Ho attraversato nella mia vita politica molti mari, alcuni erano lisci come l'olio, altri erano procellosi. Poiché nessuno ti obbliga a far politica, bisogna sempre fare i conti con la realtà e con le sue stagioni. Oggi non so che stagione sia e neppure come sia questo mare, adoperando la metafora iniziale. Certo con il passare del tempo, invecchiando insomma, si tende a diventare più pacati e meno sanguigni. Forse inizia anche a manifestarsi - e la situazione politica italiana ne è un esempio mirabile - una certa inquietudine rispetto alle gabbie tradizionali in cui vengono chiuse le diverse singole posizioni.

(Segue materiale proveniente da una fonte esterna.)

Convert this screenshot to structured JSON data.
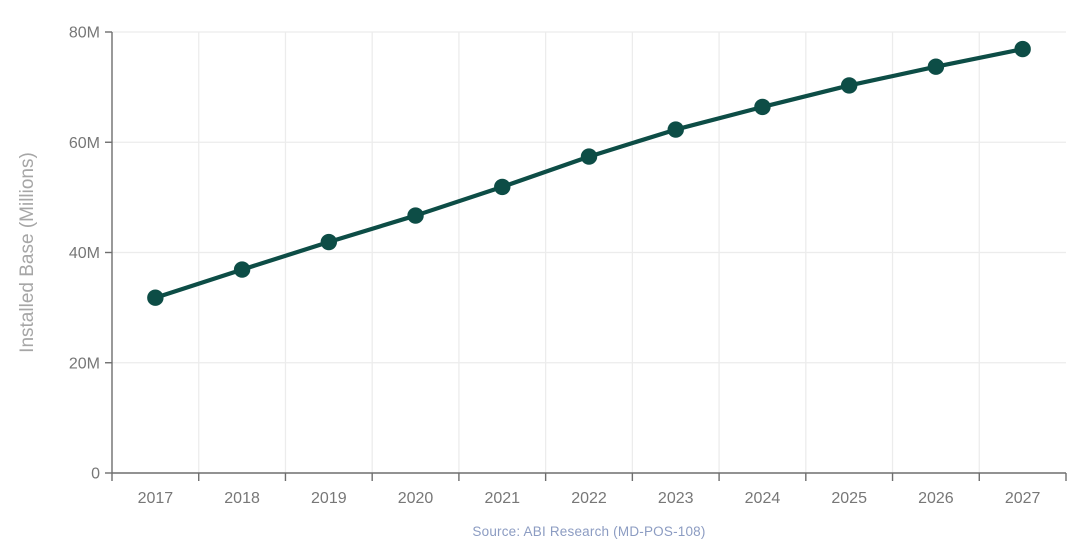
{
  "chart_data": {
    "type": "line",
    "title": "",
    "categories": [
      "2017",
      "2018",
      "2019",
      "2020",
      "2021",
      "2022",
      "2023",
      "2024",
      "2025",
      "2026",
      "2027"
    ],
    "series": [
      {
        "name": "Installed Base",
        "values": [
          31.8,
          36.9,
          41.9,
          46.7,
          51.9,
          57.4,
          62.3,
          66.4,
          70.3,
          73.7,
          76.9
        ]
      }
    ],
    "xlabel": "",
    "ylabel": "Installed Base (Millions)",
    "ylim": [
      0,
      80
    ],
    "ytick_step": 20,
    "ytick_labels": [
      "0",
      "20M",
      "40M",
      "60M",
      "80M"
    ],
    "grid": true,
    "legend": "none",
    "source": "Source: ABI Research (MD-POS-108)"
  },
  "colors": {
    "line": "#0d4d46",
    "marker": "#0d4d46",
    "axis": "#6e6e6e",
    "gridline": "#ececec",
    "tick_label": "#777777",
    "axis_title": "#a6a6a6",
    "source_text": "#8c9cc2",
    "background": "#ffffff"
  }
}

Vediamo di spiegarci. Un tempo tutto era contenibile, più o meno, in destra e sinistra. Ognuno scavava nelle idee e nelle sensibilità e cercava di capire dove fosse situabile il proprio modo di pensare. Anche questo avveniva in una logica in movimento: più impari e più ti stanno strette le classificazioni, che specie in passato tendevano ad essere manichee, distinguendo un di qua e un di là. Oggi l'Italia è - vogliamo usarla questa espressione? - un gran casino. La cosiddetta Prima Repubblica era un bordello, ma qualche punto di riferimento c'era. Oggi tutto è saltato e ringrazio di avere una connotazione politica particolare, come esponente valdostano, ma alla fine anche qui incomincio ad operare distinzioni non del tutto ortodosse sullo scacchiere della politica. Credo infatti che oggi la classificazione finale, con tutti i distinguo del caso, sia fra onesti e disonesti. Fra chi considera la politica un servizio e chi pensa che la politica sia al proprio servizio. Fra chi esamina i dossier alla ricerca dell'interesse pubblico e chi per il proprio interesse. Sarà pure una divisione del mondo piuttosto rozza, ma oggi non ne trovo di migliori e forse la crisi profonda della politica inizia esattamente da questo e dall'impossibilità per l'opinione pubblica di fare distinzioni in questa sorta di brodazza che è diventata la politica. Chissà se, come scrivono alcuni editorialisti, siamo davvero al confine di una di quelle discontinuità che di tanto in tanto capita anche in Italia con una crisi istituzionale che consente una sorta di punto a capo. Io quest'aria, che pure sarebbe purificatrice, ancora non l'avverto, ma bisogna essere dei buoni cani da trifola per avvertirne l'odore e forse - malgrado la mia canappia - questo fiuto non ce l'ho. Però, in fondo in fondo, forse nelle viscere, qualcosa sento anch'io. E' l'impressione di una sorta di collettivo scoramento (volgarmente si direbbe "scazzo"), che probabilmente da qualche parte porterà.